李停云若有所思,“任宗主似乎很是了解‘人情世故’。”
“哈哈,你这小子……你今年几岁?知道我多大吗?我走过的桥,比你走过的路都多,你不觉得你说这话,有点不妥当吗?”
“我不是这个意思。我只是觉得,修仙者不食人间烟火,知道做饭得用柴就不错了,又有谁知道,柴米油盐酱醋茶,其中柴火的价钱,是最贵的。”
“那你又是怎么知道的?”
“生活经验。”
四字概括,不想多谈。
任平生也不多问,只说自己的见闻:
“我虽然大部分时间都在闭关,但偶尔出关一次,就喜欢到人间走一走、看一看。”
“尤其在我年轻的时候,三山五岳、五湖四海,我全都游遍,坐看云卷云舒,历经王朝更迭,换了几代人间,我都看在眼里,怎会‘不食人间烟火’?”

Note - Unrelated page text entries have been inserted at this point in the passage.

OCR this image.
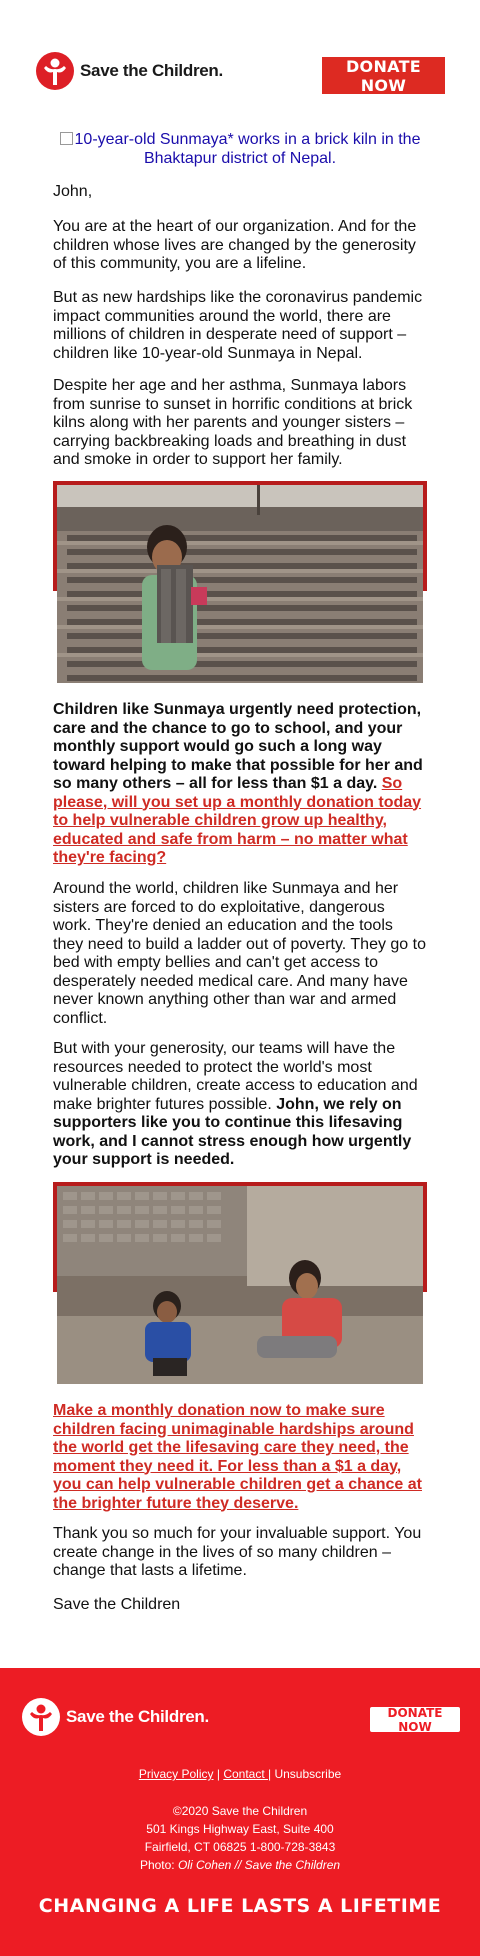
Save the Children.	DONATE NOW
10-year-old Sunmaya* works in a brick kiln in the Bhaktapur district of Nepal.

John,

You are at the heart of our organization. And for the children whose lives are changed by the generosity of this community, you are a lifeline.

But as new hardships like the coronavirus pandemic impact communities around the world, there are millions of children in desperate need of support – children like 10-year-old Sunmaya in Nepal.

Despite her age and her asthma, Sunmaya labors from sunrise to sunset in horrific conditions at brick kilns along with her parents and younger sisters – carrying backbreaking loads and breathing in dust and smoke in order to support her family.

Children like Sunmaya urgently need protection, care and the chance to go to school, and your monthly support would go such a long way toward helping to make that possible for her and so many others – all for less than $1 a day. So please, will you set up a monthly donation today to help vulnerable children grow up healthy, educated and safe from harm – no matter what they're facing?

Around the world, children like Sunmaya and her sisters are forced to do exploitative, dangerous work. They're denied an education and the tools they need to build a ladder out of poverty. They go to bed with empty bellies and can't get access to desperately needed medical care. And many have never known anything other than war and armed conflict.

But with your generosity, our teams will have the resources needed to protect the world's most vulnerable children, create access to education and make brighter futures possible. John, we rely on supporters like you to continue this lifesaving work, and I cannot stress enough how urgently your support is needed.

Make a monthly donation now to make sure children facing unimaginable hardships around the world get the lifesaving care they need, the moment they need it. For less than a $1 a day, you can help vulnerable children get a chance at the brighter future they deserve.

Thank you so much for your invaluable support. You create change in the lives of so many children – change that lasts a lifetime.

Save the Children

Save the Children.	DONATE NOW
Privacy Policy | Contact | Unsubscribe
©2020 Save the Children
501 Kings Highway East, Suite 400
Fairfield, CT 06825 1-800-728-3843
Photo: Oli Cohen // Save the Children
CHANGING A LIFE LASTS A LIFETIME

“凡人一生亲身经历过的,也许还没我两眼旁观见到的多,人情世故,凡俗礼节,我当然了解。”
李停云顺嘴就说:“可你的弟子完全不像你这样……”
“是吗?”任平生反问:“你说哪个?”
“……”李停云答非所问:“一个、两个,或者……全部?”
“那你是在瞎说了。我那些弟子,一个比一个精明,除了……”
任平生笑了笑,说:“除了我家小十三,他确实不懂这些,但他十二个师兄、师姐里面,可不乏精明强干、圆滑世故之人。”
李停云在他说到“我家小十三”的时候,明显眼睛一亮,神情都变了。
怎么说呢,就像旺财听到敲盆放饭的声音,前一刻还在熟睡,下一刻立马醒来,慢一点点都是对美食与爱的辜负!
那种期冀的眼神,盼望的目光,实在让人难以无视。
任平生瞬间警觉了一下。
有种自己没捂好的钱袋子被贼盯上的感觉。
当然,这只是打个比方。
贼人盯上的很有可能并不是他的钱袋子,而是更重要、更宝贝、更加难以割舍的东西!
李停云以进为退,主动出击:“任宗主的关门弟子,藏剑峰峰主梅时雨,这个人我早就听说过,言念君子,温其如玉,惊才风逸,世无其二。总之,人人都说他很好,但我没见过,所以保持怀疑,我不相信,世上会有这么好的人。”